Джо посмотрел на Билл. Как и Смидли, он находил затруднительным вести беседу с Фиппсом.
— Тот сейф, который вы собирались вскрыть, мистер Фиппс.
— Кто сказал, что я собираюсь вскрывать какие-то сейфы?
— Только не я, — вмешалась Билл, пытаясь потихоньку гнуть свою линию. — Я как раз говорила, что ты бы ни за что не взялся за это дело.
— Какое дело?
— Взламывание сейфа.
Фиппс помолчал, усваивая полученную информацию,
— Вы думаете, я бы не открыл сейф?
— Да. Тут даже говорить не о чем. Четыре года назад ты бы еще с этим справился, а сейчас об этом смешно и заикаться. Мы все пришли к этому выводу.
|
— К какому?
— Что в свое время ты был замечательным специалистом, но утратил свое умение. Мы уже обсуждали этот вопрос, если помнишь, и выяснили, что рука — уже не та. Как профессионал ты ничего не стоишь.
— Ха!
— Как ни жаль, но факты — упрямая вещь. Тут нет твоей вины, просто обстоятельства сложились неблагоприятным образом. Ресурс исчерпан. Конечно, тебя ждет блестящая карьера на экране, но сейф ты открыть не можешь и с этим не поспоришь.
Красное (а в случае с Фиппсом, который пил мятный ликер, зеленое) вино жалило его, как змея, и как змеиный яд действовала на него критика его профессиональных достоинств.
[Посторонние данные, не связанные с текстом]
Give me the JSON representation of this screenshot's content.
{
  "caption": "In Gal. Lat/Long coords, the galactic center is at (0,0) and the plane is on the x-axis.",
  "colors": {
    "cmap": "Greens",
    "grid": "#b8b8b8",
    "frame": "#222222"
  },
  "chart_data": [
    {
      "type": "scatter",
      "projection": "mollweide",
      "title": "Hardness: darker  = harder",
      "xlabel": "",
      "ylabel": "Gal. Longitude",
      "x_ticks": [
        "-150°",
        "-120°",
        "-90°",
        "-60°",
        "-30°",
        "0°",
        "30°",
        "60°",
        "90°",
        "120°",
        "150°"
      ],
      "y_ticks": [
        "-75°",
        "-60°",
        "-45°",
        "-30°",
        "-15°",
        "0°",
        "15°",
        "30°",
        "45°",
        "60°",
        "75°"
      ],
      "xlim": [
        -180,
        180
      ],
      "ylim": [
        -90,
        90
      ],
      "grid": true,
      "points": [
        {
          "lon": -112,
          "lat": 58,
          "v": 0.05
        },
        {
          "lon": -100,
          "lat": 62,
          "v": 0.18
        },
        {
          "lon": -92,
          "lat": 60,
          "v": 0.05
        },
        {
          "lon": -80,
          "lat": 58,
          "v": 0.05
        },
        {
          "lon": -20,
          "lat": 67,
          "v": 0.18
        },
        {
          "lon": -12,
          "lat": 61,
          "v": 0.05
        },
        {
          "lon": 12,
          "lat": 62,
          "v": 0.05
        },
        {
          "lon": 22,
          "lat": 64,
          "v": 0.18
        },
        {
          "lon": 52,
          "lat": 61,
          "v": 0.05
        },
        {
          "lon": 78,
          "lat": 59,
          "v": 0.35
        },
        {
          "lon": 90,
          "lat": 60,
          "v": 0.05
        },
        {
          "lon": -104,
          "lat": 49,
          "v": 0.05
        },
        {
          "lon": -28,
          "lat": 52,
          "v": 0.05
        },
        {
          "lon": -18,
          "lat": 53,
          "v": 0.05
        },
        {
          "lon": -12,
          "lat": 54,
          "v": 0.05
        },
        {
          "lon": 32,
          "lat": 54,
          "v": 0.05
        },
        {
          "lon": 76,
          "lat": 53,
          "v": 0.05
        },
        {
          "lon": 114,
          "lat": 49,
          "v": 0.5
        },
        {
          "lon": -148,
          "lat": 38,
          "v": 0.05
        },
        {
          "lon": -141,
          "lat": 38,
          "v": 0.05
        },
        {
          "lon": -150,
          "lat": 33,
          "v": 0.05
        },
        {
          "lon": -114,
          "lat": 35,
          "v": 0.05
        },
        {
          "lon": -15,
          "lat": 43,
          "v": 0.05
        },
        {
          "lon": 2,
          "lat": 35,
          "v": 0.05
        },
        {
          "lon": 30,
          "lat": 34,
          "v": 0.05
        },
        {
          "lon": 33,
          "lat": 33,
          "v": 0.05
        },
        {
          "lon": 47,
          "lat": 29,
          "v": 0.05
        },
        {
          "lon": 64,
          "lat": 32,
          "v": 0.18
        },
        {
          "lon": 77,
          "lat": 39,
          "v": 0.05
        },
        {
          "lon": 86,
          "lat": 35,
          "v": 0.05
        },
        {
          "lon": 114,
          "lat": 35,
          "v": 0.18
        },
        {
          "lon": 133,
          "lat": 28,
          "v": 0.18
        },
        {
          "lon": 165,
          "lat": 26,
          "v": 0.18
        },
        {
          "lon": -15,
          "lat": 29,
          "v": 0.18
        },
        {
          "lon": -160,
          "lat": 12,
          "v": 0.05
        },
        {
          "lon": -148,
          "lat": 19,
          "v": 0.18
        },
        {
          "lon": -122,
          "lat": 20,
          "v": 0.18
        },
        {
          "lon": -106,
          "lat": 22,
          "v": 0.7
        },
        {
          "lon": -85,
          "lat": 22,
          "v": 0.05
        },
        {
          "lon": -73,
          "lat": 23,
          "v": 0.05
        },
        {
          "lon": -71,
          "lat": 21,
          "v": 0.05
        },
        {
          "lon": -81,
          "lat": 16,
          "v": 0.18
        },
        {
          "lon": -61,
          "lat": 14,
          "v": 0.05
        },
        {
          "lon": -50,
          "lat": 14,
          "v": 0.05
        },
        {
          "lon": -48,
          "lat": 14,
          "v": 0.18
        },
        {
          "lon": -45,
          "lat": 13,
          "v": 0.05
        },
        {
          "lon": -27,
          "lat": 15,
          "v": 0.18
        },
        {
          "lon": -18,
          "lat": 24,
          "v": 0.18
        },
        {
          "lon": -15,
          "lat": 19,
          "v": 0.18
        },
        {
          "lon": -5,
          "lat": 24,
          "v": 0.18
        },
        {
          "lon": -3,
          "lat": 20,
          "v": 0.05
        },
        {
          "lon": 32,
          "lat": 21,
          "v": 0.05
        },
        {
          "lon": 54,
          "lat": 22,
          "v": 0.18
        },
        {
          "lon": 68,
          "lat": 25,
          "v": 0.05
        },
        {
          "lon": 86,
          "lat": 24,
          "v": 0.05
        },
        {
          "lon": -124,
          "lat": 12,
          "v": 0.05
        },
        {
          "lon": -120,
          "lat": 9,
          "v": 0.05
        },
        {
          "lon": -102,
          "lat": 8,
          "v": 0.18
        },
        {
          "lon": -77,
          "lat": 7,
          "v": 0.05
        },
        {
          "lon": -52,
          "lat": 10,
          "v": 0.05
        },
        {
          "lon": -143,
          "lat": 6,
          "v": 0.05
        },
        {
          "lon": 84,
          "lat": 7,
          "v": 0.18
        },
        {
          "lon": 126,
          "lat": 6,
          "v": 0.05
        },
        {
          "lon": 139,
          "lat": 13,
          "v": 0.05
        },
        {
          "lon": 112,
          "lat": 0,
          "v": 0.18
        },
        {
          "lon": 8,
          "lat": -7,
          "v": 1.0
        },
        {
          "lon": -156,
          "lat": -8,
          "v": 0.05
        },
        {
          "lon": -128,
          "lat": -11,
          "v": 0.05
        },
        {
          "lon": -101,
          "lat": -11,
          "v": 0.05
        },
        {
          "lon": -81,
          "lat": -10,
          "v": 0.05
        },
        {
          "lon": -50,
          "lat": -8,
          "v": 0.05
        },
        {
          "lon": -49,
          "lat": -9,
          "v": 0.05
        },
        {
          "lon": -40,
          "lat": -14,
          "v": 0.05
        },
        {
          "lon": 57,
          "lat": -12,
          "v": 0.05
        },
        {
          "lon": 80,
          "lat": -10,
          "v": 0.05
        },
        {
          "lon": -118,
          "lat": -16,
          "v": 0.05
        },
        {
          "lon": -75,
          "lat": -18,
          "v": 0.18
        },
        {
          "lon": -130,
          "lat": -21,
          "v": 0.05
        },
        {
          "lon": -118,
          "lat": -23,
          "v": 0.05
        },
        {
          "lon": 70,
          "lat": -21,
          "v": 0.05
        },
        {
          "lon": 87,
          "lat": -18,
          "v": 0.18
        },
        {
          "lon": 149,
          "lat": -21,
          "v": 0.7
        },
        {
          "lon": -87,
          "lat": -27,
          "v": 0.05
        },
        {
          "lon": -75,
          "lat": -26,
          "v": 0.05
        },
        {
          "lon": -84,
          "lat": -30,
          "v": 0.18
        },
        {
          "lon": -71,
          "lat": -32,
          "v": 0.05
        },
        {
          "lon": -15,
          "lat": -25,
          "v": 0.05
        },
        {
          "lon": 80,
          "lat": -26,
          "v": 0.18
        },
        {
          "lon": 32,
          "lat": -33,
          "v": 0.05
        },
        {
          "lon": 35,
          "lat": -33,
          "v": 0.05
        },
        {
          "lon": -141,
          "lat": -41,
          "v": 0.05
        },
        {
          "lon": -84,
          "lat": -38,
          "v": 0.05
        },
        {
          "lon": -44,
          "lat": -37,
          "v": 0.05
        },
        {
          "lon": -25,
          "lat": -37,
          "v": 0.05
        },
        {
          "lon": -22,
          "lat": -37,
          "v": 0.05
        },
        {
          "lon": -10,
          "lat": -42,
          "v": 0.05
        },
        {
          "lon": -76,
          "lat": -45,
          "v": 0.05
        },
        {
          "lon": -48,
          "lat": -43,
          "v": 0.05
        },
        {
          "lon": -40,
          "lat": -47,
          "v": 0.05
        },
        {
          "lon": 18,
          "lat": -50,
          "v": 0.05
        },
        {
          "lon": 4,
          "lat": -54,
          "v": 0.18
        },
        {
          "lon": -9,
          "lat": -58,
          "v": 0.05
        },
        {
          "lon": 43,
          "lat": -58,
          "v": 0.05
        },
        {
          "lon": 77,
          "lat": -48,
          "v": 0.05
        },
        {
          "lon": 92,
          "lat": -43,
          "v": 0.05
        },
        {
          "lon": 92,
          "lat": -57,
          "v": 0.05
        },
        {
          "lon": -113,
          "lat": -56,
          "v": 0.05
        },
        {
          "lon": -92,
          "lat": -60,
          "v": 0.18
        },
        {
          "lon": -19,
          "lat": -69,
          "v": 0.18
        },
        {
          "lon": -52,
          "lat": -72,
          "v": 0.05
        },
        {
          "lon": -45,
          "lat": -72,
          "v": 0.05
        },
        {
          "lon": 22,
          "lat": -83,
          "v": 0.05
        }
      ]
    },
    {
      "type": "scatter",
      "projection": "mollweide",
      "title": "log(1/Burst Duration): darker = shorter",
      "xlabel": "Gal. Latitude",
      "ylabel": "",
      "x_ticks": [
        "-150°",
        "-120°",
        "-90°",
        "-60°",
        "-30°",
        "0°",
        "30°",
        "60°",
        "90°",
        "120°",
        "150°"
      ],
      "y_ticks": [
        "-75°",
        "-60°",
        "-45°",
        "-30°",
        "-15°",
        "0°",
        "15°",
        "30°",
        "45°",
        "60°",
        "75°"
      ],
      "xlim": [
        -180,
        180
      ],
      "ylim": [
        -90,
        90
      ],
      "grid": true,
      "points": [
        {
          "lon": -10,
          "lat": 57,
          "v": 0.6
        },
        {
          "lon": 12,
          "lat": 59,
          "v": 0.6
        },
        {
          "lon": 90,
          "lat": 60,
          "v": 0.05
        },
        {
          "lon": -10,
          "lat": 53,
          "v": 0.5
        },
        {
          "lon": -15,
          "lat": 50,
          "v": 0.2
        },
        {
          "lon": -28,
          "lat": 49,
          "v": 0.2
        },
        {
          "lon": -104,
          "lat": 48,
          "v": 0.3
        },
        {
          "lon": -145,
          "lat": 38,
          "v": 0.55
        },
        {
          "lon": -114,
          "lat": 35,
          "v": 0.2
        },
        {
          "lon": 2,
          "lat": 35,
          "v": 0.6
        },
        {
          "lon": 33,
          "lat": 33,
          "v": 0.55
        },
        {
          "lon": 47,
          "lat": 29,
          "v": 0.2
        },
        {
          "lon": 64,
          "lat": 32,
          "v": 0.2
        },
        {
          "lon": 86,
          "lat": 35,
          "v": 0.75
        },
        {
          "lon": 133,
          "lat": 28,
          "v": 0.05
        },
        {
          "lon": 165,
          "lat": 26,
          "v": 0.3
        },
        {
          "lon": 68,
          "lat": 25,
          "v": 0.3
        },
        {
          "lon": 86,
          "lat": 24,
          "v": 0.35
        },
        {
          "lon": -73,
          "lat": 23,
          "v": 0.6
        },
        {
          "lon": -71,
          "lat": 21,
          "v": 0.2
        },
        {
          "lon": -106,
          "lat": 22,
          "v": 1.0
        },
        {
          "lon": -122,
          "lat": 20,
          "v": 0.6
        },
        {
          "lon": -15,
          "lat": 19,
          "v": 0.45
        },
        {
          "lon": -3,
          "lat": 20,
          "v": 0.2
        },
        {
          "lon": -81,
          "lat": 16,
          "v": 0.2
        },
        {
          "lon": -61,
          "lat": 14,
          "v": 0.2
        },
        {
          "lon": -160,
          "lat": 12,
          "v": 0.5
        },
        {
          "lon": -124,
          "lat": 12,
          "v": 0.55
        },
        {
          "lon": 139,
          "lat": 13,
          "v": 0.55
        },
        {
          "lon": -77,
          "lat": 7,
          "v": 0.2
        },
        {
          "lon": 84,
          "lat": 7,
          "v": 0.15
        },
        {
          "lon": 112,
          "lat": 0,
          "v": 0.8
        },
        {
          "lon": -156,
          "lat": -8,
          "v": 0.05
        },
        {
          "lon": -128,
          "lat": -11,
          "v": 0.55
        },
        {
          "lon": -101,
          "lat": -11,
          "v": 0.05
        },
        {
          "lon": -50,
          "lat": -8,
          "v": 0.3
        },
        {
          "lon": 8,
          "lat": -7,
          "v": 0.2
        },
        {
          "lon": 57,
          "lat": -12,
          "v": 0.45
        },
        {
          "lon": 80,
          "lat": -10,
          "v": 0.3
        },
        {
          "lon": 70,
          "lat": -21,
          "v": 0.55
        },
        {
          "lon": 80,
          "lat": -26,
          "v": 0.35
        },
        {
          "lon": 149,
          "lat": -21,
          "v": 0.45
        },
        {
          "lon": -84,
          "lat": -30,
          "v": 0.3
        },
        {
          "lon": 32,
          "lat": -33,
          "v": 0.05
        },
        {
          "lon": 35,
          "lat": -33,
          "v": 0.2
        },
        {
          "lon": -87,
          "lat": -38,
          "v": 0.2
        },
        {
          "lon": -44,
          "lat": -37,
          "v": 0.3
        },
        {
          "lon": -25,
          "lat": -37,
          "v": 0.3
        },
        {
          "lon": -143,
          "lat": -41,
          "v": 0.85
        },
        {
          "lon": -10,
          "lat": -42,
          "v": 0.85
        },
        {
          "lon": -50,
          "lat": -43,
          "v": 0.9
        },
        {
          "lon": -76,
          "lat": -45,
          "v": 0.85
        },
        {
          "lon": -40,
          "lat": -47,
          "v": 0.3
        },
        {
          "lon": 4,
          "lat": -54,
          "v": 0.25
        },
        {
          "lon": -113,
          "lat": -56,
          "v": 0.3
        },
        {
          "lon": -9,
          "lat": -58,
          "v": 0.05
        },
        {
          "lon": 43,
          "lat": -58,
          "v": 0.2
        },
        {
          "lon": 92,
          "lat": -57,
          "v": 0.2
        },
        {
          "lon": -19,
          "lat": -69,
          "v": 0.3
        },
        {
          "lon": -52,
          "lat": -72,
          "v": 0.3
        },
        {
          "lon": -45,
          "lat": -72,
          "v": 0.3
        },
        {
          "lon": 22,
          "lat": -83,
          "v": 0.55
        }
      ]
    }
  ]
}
В результате его жалили две змеи одновременно, и по лицу стало видно, какую боль он ощущает.
— Ха! Не могу открыть сейф! Не могу открыть вшивый сейф! Да только чтобы не слышать таких слов, я его одним пальцем открою!
Джо бросил на Билл короткий взгляд, преисполненный глубочайшего уважения. Вот что значит Старая, Верная, выражал этот взгляд. Она каждого видит насквозь.
— Спасибо, Фиппс, — сказал он.
— Вам спасибо, сэр, — машинально ответил дворецкий. — То есть, — поправил он сам себя, — за что это вы меня благодарите?
— Я уже объяснял. Вы обещаете открыть сейф. Если вы его откроете, у нас будут деньги.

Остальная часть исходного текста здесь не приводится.